Donald Trump is both not worthy of a state visit to England and not “in the same class” as Barack Obama, London Mayor Sadiq Khan said this week.
Trump is preparing for a visit to the U.K. on June 3, one that has generated plenty of controversy and plans for protests. Khan, who has been a target of President Trump on Twitter, said that his country should have a close relationship with the United States, but still should not be “rolling out the red carpet” for Trump.
“We shouldn’t have a state banquet,” Khan said in an interview on Friday, via The Washington Post.
Trump’s July 2018 visit was not considered a state visit, TheWashington Post noted, and the only two state visits by U.S. presidents came in 2011 under Barack Obama and in 2003 under George W. Bush. As the report added, state visits are more formal trips that come with plenty of pomp and circumstance.
British Prime Minister Theresa May first extended the offer for a state visit to President Trump in 2017, but it was delayed, and Trump put off the trip amid plans for widespread protests against them. A Bloomberg News report from early in 2018 noted that Trump had asked May to ban protests for his visit, saying he would not come unless she could guarantee him a warm welcome and no criticism from the British press.
London’s mayor says Trump "not in same class" as Obama and Bush, not worthy of U.K. state visit https://t.co/ipRpUooHZB— The Washington Post (@washingtonpost) May 10, 2019
May rebuked Trump, telling him that the British press was free to criticize Trump. Some of May’s advises who were listening in on the phone call were astonished at the request, the report noted.
The incident drew widespread criticism of Trump as autocratic and thin-skinned, feeding into the protests that took place when he finally did make a visit to the U.K. Organizers created a giant blimp that depicted Donald Trump as an angry baby, and flew it during his visit.
The blimp will make a return when Trump comes back for his state visit.
“The Trump baby will definitely fly again,” Lee Murray, who helped to raise money for the initial blimp, told The Guardian.

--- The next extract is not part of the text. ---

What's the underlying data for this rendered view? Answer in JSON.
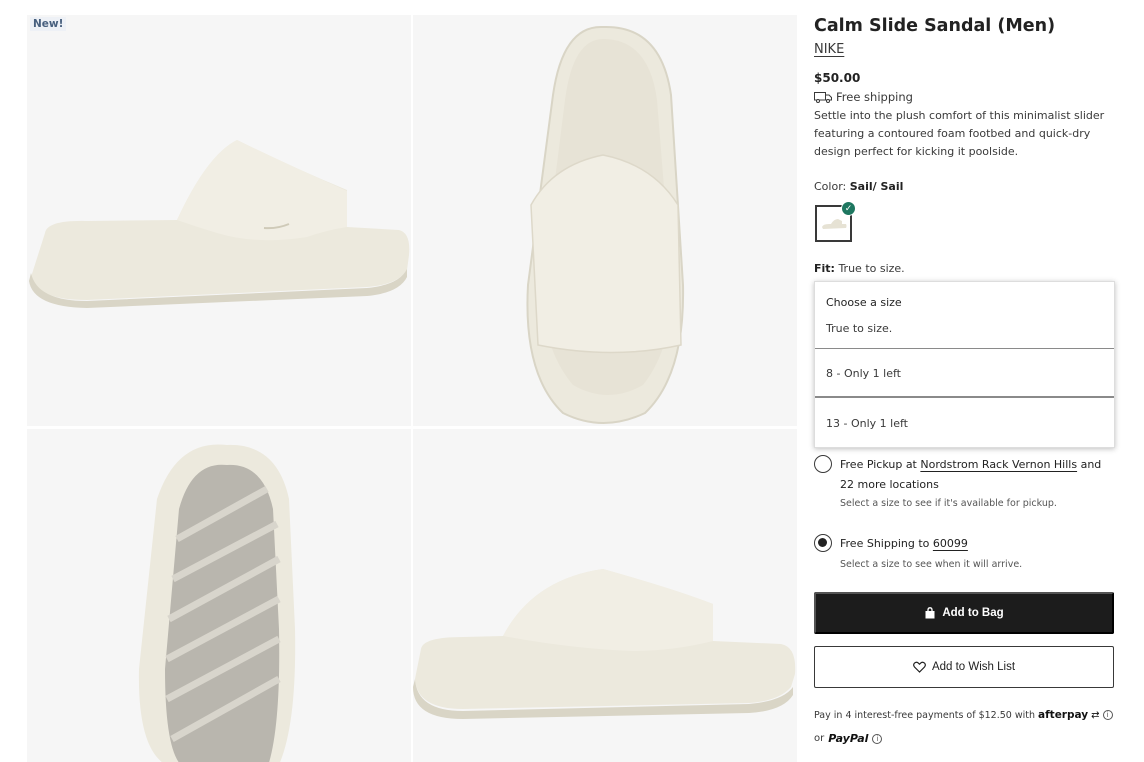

Murray said that he and other organizers have been toying the idea with a Donald Trump baby blimp that would be about five times the size of the rather large one that flew last year. Construction would cost more than $100,000, he said. A spokesperson for London Mayor Sadiq Khan, who gave the ultimate approval for the blimp to fly the first time, has already hinted that a larger blimp would likely be approved again.